Among the strands of implementation are a year-long focus on the Communicate Effectively dimension of Our Husky Compact. The 2016-17 academic year will bring an emphasis on the Think Creatively and Critically dimension. Our Husky Compact will be critical to the re-accreditation process with the Higher Learning Commission, which begins November 2016.
Potter pushed back on a national narrative that suggests the liberal arts education is no longer relevant.
“It’s too easy to listen to the media and think the message is that we are in the business of technical training. We are not,” Potter said. “We are in the business of preparing people for success in life, work and citizenship in the 21st century. And, that means the ability to do jobs that don’t exist today, answer questions that haven’t yet been asked.”
Convocation (PDF) workshops and meetings continue through Aug. 21. Fall semester day and evening classes begin Aug. 24. Commencement is Dec. 18.
Standing up for newcomers
In an aside to his formal remarks, Potter addressed recent anti-immigrant/anti-newcomers speech and vandalism in the St.
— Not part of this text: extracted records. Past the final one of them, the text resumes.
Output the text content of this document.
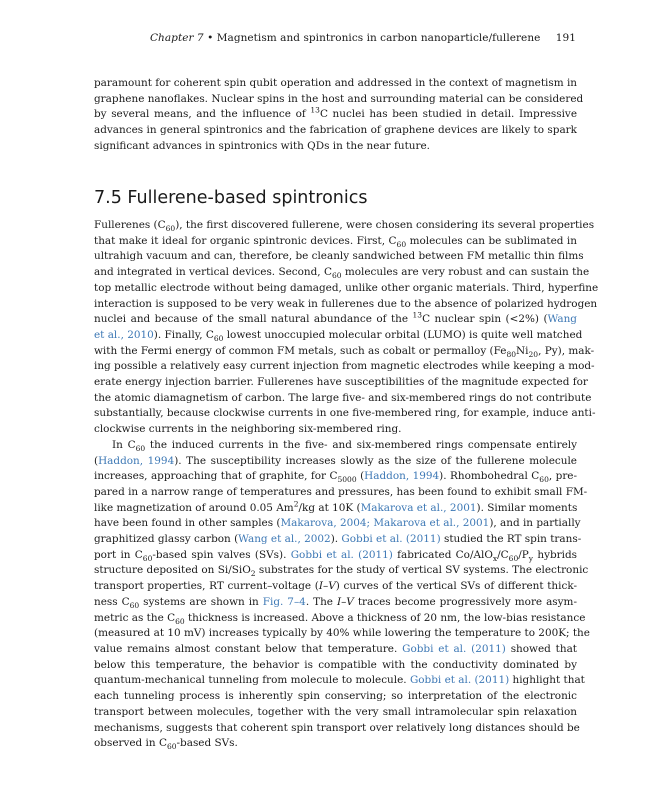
Chapter 7 • Magnetism and spintronics in carbon nanoparticle/fullerene 191
paramount for coherent spin qubit operation and addressed in the context of magnetism in
graphene nanoflakes. Nuclear spins in the host and surrounding material can be considered
by several means, and the influence of $^{13}$C nuclei has been studied in detail. Impressive
advances in general spintronics and the fabrication of graphene devices are likely to spark
significant advances in spintronics with QDs in the near future.
7.5 Fullerene-based spintronics
Fullerenes $(C_{60})$, the first discovered fullerene, were chosen considering its several properties
that make it ideal for organic spintronic devices. First, $C_{60}$ molecules can be sublimated in
ultrahigh vacuum and can, therefore, be cleanly sandwiched between FM metallic thin films
and integrated in vertical devices. Second, $C_{60}$ molecules are very robust and can sustain the
top metallic electrode without being damaged, unlike other organic materials. Third, hyperfine
interaction is supposed to be very weak in fullerenes due to the absence of polarized hydrogen
nuclei and because of the small natural abundance of the $^{13}$C nuclear spin (<2%) (Wang
et al., 2010). Finally, $C_{60}$ lowest unoccupied molecular orbital (LUMO) is quite well matched
with the Fermi energy of common FM metals, such as cobalt or permalloy ($Fe_{80}Ni_{20}$, Py), mak-
ing possible a relatively easy current injection from magnetic electrodes while keeping a mod-
erate energy injection barrier. Fullerenes have susceptibilities of the magnitude expected for
the atomic diamagnetism of carbon. The large five- and six-membered rings do not contribute
substantially, because clockwise currents in one five-membered ring, for example, induce anti-
clockwise currents in the neighboring six-membered ring.
In $C_{60}$ the induced currents in the five- and six-membered rings compensate entirely
(Haddon, 1994). The susceptibility increases slowly as the size of the fullerene molecule
increases, approaching that of graphite, for $C_{5000}$ (Haddon, 1994). Rhombohedral $C_{60}$, pre-
pared in a narrow range of temperatures and pressures, has been found to exhibit small FM-
like magnetization of around 0.05 Am$^2$/kg at 10K (Makarova et al., 2001). Similar moments
have been found in other samples (Makarova, 2004; Makarova et al., 2001), and in partially
graphitized glassy carbon (Wang et al., 2002). Gobbi et al. (2011) studied the RT spin trans-
port in $C_{60}$-based spin valves (SVs). Gobbi et al. (2011) fabricated $Co/AlO_x/C_{60}/P_y$ hybrids
structure deposited on Si/SiO$_2$ substrates for the study of vertical SV systems. The electronic
transport properties, RT current–voltage (I–V) curves of the vertical SVs of different thick-
ness $C_{60}$ systems are shown in Fig. 7–4. The I–V traces become progressively more asym-
metric as the $C_{60}$ thickness is increased. Above a thickness of 20 nm, the low-bias resistance
(measured at 10 mV) increases typically by 40% while lowering the temperature to 200K; the
value remains almost constant below that temperature. Gobbi et al. (2011) showed that
below this temperature, the behavior is compatible with the conductivity dominated by
quantum-mechanical tunneling from molecule to molecule. Gobbi et al. (2011) highlight that
each tunneling process is inherently spin conserving; so interpretation of the electronic
transport between molecules, together with the very small intramolecular spin relaxation
mechanisms, suggests that coherent spin transport over relatively long distances should be
observed in $C_{60}$-based SVs.
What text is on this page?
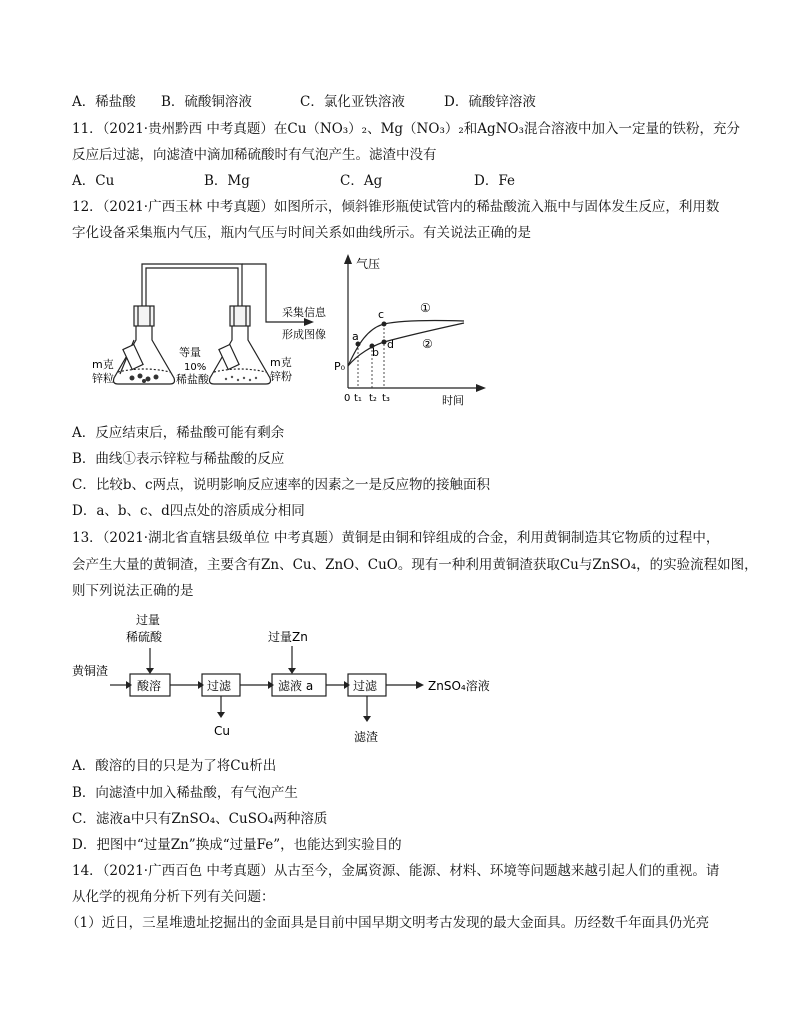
A．稀盐酸 B．硫酸铜溶液	C．氯化亚铁溶液	D．硫酸锌溶液
11．（2021·贵州黔西 中考真题）在Cu（NO₃）₂、Mg（NO₃）₂和AgNO₃混合溶液中加入一定量的铁粉，充分
反应后过滤，向滤渣中滴加稀硫酸时有气泡产生。滤渣中没有
A．Cu	B．Mg	C．Ag	D．Fe
12．（2021·广西玉林 中考真题）如图所示，倾斜锥形瓶使试管内的稀盐酸流入瓶中与固体发生反应，利用数
字化设备采集瓶内气压，瓶内气压与时间关系如曲线所示。有关说法正确的是
m克
锌粒
等量
10%
稀盐酸
m克
锌粉
采集信息
形成图像
气压
时间
P₀
0 t₁ t₂ t₃
a
b
c
d
①
②
A．反应结束后，稀盐酸可能有剩余
B．曲线①表示锌粒与稀盐酸的反应
C．比较b、c两点，说明影响反应速率的因素之一是反应物的接触面积
D．a、b、c、d四点处的溶质成分相同
13．（2021·湖北省直辖县级单位 中考真题）黄铜是由铜和锌组成的合金，利用黄铜制造其它物质的过程中，
会产生大量的黄铜渣，主要含有Zn、Cu、ZnO、CuO。现有一种利用黄铜渣获取Cu与ZnSO₄，的实验流程如图，
则下列说法正确的是
黄铜渣
过量
稀硫酸
酸溶	过滤
Cu
过量Zn
滤液 a	过滤
滤渣
ZnSO₄溶液
A．酸溶的目的只是为了将Cu析出
B．向滤渣中加入稀盐酸，有气泡产生
C．滤液a中只有ZnSO₄、CuSO₄两种溶质
D．把图中“过量Zn”换成“过量Fe”，也能达到实验目的
14．（2021·广西百色 中考真题）从古至今，金属资源、能源、材料、环境等问题越来越引起人们的重视。请
从化学的视角分析下列有关问题：
（1）近日，三星堆遗址挖掘出的金面具是目前中国早期文明考古发现的最大金面具。历经数千年面具仍光亮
Cloud area.
“We believe in free speech. People have to be able to say what they believe, even if we find it objectionable,” said Potter. “But, on the other side, we also have the right to say we find it objectionable. And, we have the right to call upon our community to stand up and say what we feel.”
Recent incidents include racist comments on social media, directed at Hmong Americans and Somali Americans, as well as vandalism to cars owned by Somali Americans.
Potter hailed campus and community leaders for their support of immigrants and newcomers, notably citing the work of Department of Communication Studies faculty members Roseanna Ross and Jeff Ringer. Ringer and Ross were honored this spring for their work at the St. Cloud Conflict Resolution Center and for their community conflict resolution services.
Said Potter: “Immigrants are good for the United States.”